Filled EPD Worksheet: 500 Units, Year 2

The following shows the complete 18-line worksheet for 500 EPD units in their second year of ownership. Each line shows the computed value and the K-1 source.

Partner’s Adjusted Basis Worksheet — 500 EPD units, Year 2.
Line Description K-1 Source Amount
1Beginning basisPrior year Line 18$11,400
2Contributions$0
3eLiability increase (net)Item K (ending − beginning)$350
4aOrdinary incomeBox 1 (if positive)$0
4b–4lOther income itemsBoxes 2–11 (if positive)$0
4mTax-exempt incomeBox 18A$25
4nBIE addbackBox 20 Code N$0
4oTotal income itemsSum of 4a–4n$25
5§737 gain$0
6Excess depletion$0
7Subtotal (high water mark)1+2+3e+4o+5+6$11,775
8aCash distributionsBox 19A$1,025
8bProperty distributionsBox 19B$0
9Liability decreaseItem K (if decrease)$0
10Total decreases (8c + 9)$1,025
11aBasis after Part I (7 − 10, if positive)$10,750
11b§731(a) gain (if 7 − 10 negative)$0
12Nondeductible expensesBox 18C$0
13Depletion (oil & gas)$0
14Basis after nondeductible/depletion11a − 12 − 13$10,750
15aOrdinary loss absorbed (loss class)Box 1 (loss)−$480
18Ending adjusted basis$10,270

After just 2 years, IRS basis is $10,270. The broker shows $13,000 (the original purchase price). Gap: $2,730 (21%). The basis worksheet captured four adjustments the broker missed: $350 liability increase, $25 tax-exempt income, $1,025 in distributions, and $480 in ordinary losses. Each of these came from specific K-1 boxes that brokers never receive.
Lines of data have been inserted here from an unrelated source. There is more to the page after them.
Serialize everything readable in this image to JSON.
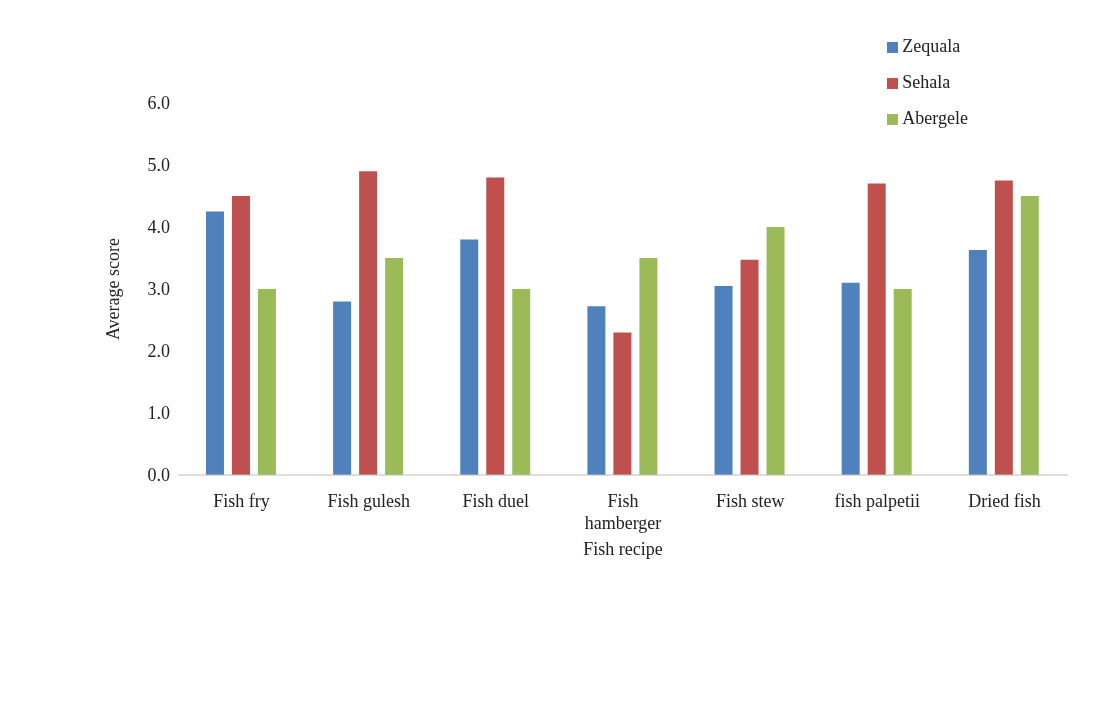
{
  "chart_data": {
    "type": "bar",
    "xlabel": "Fish recipe",
    "ylabel": "Average score",
    "categories": [
      "Fish fry",
      "Fish gulesh",
      "Fish duel",
      "Fish hamberger",
      "Fish stew",
      "fish palpetii",
      "Dried fish"
    ],
    "series": [
      {
        "name": "Zequala",
        "color": "#4f81bd",
        "values": [
          4.25,
          2.8,
          3.8,
          2.72,
          3.05,
          3.1,
          3.63
        ]
      },
      {
        "name": "Sehala",
        "color": "#c0504d",
        "values": [
          4.5,
          4.9,
          4.8,
          2.3,
          3.47,
          4.7,
          4.75
        ]
      },
      {
        "name": "Abergele",
        "color": "#9bbb59",
        "values": [
          3.0,
          3.5,
          3.0,
          3.5,
          4.0,
          3.0,
          4.5
        ]
      }
    ],
    "ylim": [
      0,
      6
    ],
    "yticks": [
      {
        "value": 0,
        "label": "0.0"
      },
      {
        "value": 1,
        "label": "1.0"
      },
      {
        "value": 2,
        "label": "2.0"
      },
      {
        "value": 3,
        "label": "3.0"
      },
      {
        "value": 4,
        "label": "4.0"
      },
      {
        "value": 5,
        "label": "5.0"
      },
      {
        "value": 6,
        "label": "6.0"
      }
    ],
    "grid": false,
    "legend": "top right"
  }
}
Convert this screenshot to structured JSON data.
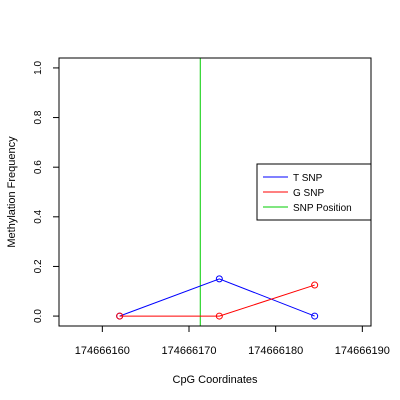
{
  "chart_data": {
    "type": "line",
    "title": "",
    "xlabel": "CpG Coordinates",
    "ylabel": "Methylation Frequency",
    "xlim": [
      174666155,
      174666191
    ],
    "ylim": [
      -0.04,
      1.04
    ],
    "x_ticks": [
      174666160,
      174666170,
      174666180,
      174666190
    ],
    "x_tick_labels": [
      "174666160",
      "174666170",
      "174666180",
      "174666190"
    ],
    "y_ticks": [
      0.0,
      0.2,
      0.4,
      0.6,
      0.8,
      1.0
    ],
    "y_tick_labels": [
      "0.0",
      "0.2",
      "0.4",
      "0.6",
      "0.8",
      "1.0"
    ],
    "grid": false,
    "legend_position": "right",
    "series": [
      {
        "name": "T SNP",
        "color": "#0000ff",
        "x": [
          174666162,
          174666173.5,
          174666184.5
        ],
        "y": [
          0.0,
          0.15,
          0.0
        ]
      },
      {
        "name": "G SNP",
        "color": "#ff0000",
        "x": [
          174666162,
          174666173.5,
          174666184.5
        ],
        "y": [
          0.0,
          0.0,
          0.125
        ]
      }
    ],
    "vlines": [
      {
        "name": "SNP Position",
        "color": "#00cc00",
        "x": 174666171.3
      }
    ]
  }
}
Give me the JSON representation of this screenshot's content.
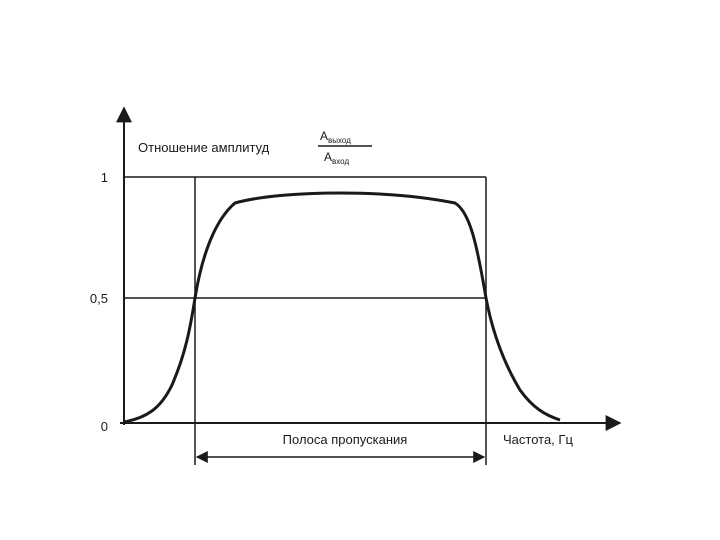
{
  "diagram": {
    "y_axis_label": "Отношение амплитуд",
    "ratio_numerator": "А",
    "ratio_numerator_sub": "выход",
    "ratio_denominator": "А",
    "ratio_denominator_sub": "вход",
    "y_ticks": [
      "1",
      "0,5",
      "0"
    ],
    "x_axis_label": "Частота, Гц",
    "band_label": "Полоса пропускания"
  }
}
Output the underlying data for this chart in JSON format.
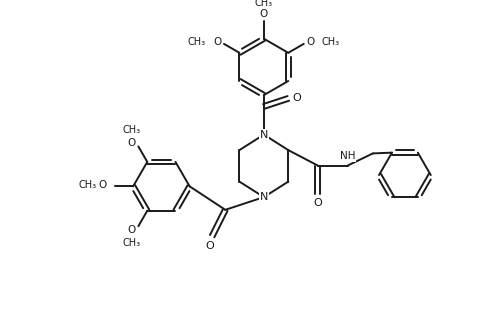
{
  "background": "#ffffff",
  "line_color": "#1a1a1a",
  "line_width": 1.4,
  "font_size": 7.5,
  "figsize": [
    4.92,
    3.13
  ],
  "dpi": 100,
  "xlim": [
    0,
    9.84
  ],
  "ylim": [
    0,
    6.26
  ]
}
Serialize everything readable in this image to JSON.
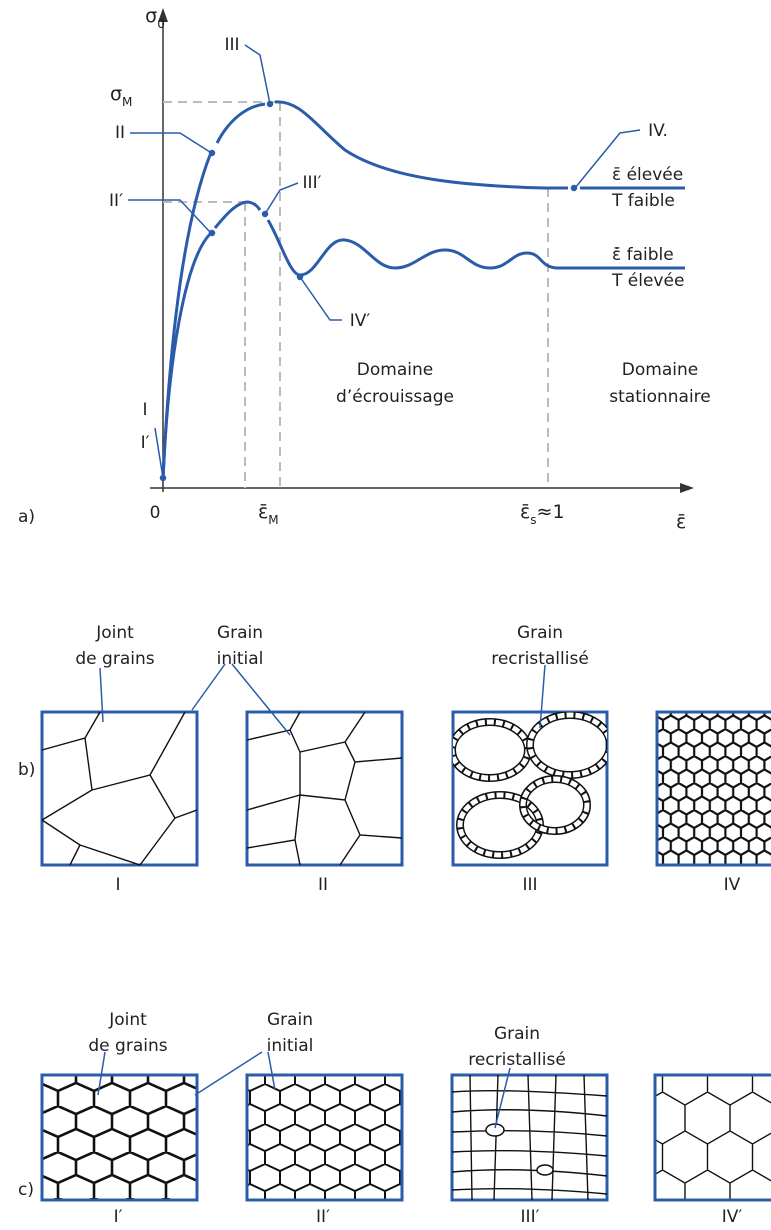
{
  "panel_a": {
    "label": "a)",
    "y_axis": {
      "symbol": "σ",
      "subscript": "0"
    },
    "sigma_max": {
      "symbol": "σ",
      "subscript": "M"
    },
    "x_axis": "ε̄",
    "origin": "0",
    "eps_max": {
      "symbol": "ε̄",
      "subscript": "M"
    },
    "eps_s": {
      "symbol": "ε̄",
      "subscript": "s",
      "suffix": "≈1"
    },
    "points": [
      "I",
      "I′",
      "II",
      "II′",
      "III",
      "III′",
      "IV.",
      "IV′"
    ],
    "curve_high": [
      "ε̄ élevée",
      "T faible"
    ],
    "curve_low": [
      "ε̇̄ faible",
      "T élevée"
    ],
    "domain_work": [
      "Domaine",
      "d’écrouissage"
    ],
    "domain_steady": [
      "Domaine",
      "stationnaire"
    ]
  },
  "panel_b": {
    "label": "b)",
    "callouts": {
      "joint": [
        "Joint",
        "de grains"
      ],
      "initial": [
        "Grain",
        "initial"
      ],
      "recryst": [
        "Grain",
        "recristallisé"
      ]
    },
    "captions": [
      "I",
      "II",
      "III",
      "IV"
    ]
  },
  "panel_c": {
    "label": "c)",
    "callouts": {
      "joint": [
        "Joint",
        "de grains"
      ],
      "initial": [
        "Grain",
        "initial"
      ],
      "recryst": [
        "Grain",
        "recristallisé"
      ]
    },
    "captions": [
      "I′",
      "II′",
      "III′",
      "IV′"
    ]
  }
}
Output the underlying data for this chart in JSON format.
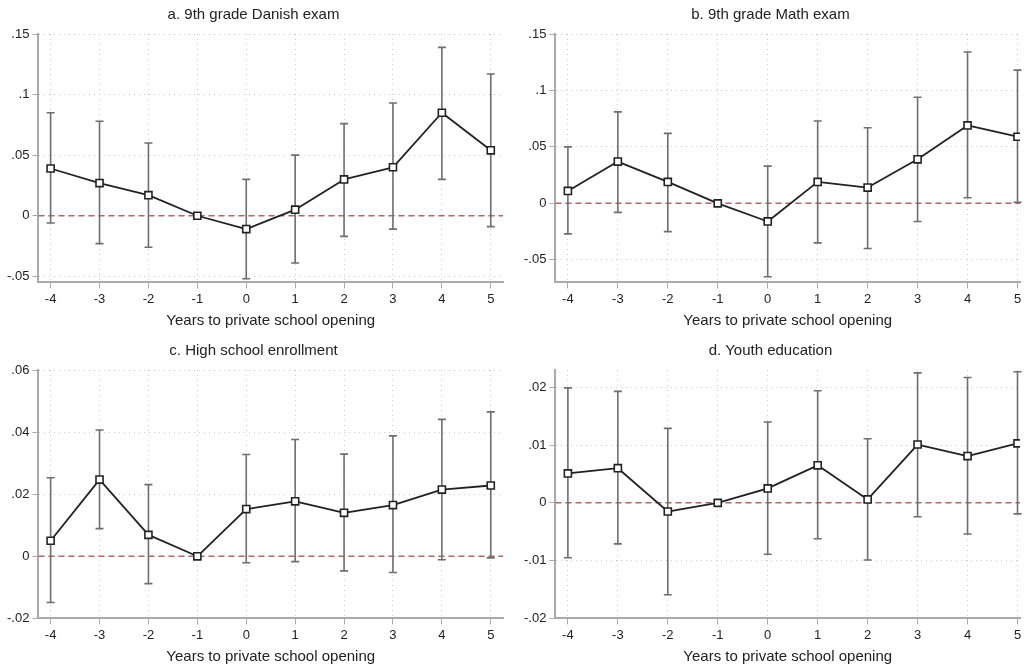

Why Line 18 Is the Only Number That Matters at Sale

When you sell MLP units, you report on Form 8949. The “cost or other basis” column must reflect your K-1-adjusted basis — Line 18 from your most recent worksheet. Your broker’s 1099-B reports your original purchase price, which ignores every K-1 adjustment since purchase. If you use the broker’s number, you underreport your gain. The IRS will receive the K-1 data from the partnership and compare it to your reported basis. The discrepancy triggers a CP2000 notice. Additionally, part of your gain at sale is §751 ordinary income — the accumulated depreciation that reduced your basis each year is recaptured and taxed at up to 37%. Line 18 is the foundation for both the total gain calculation and the §751 split.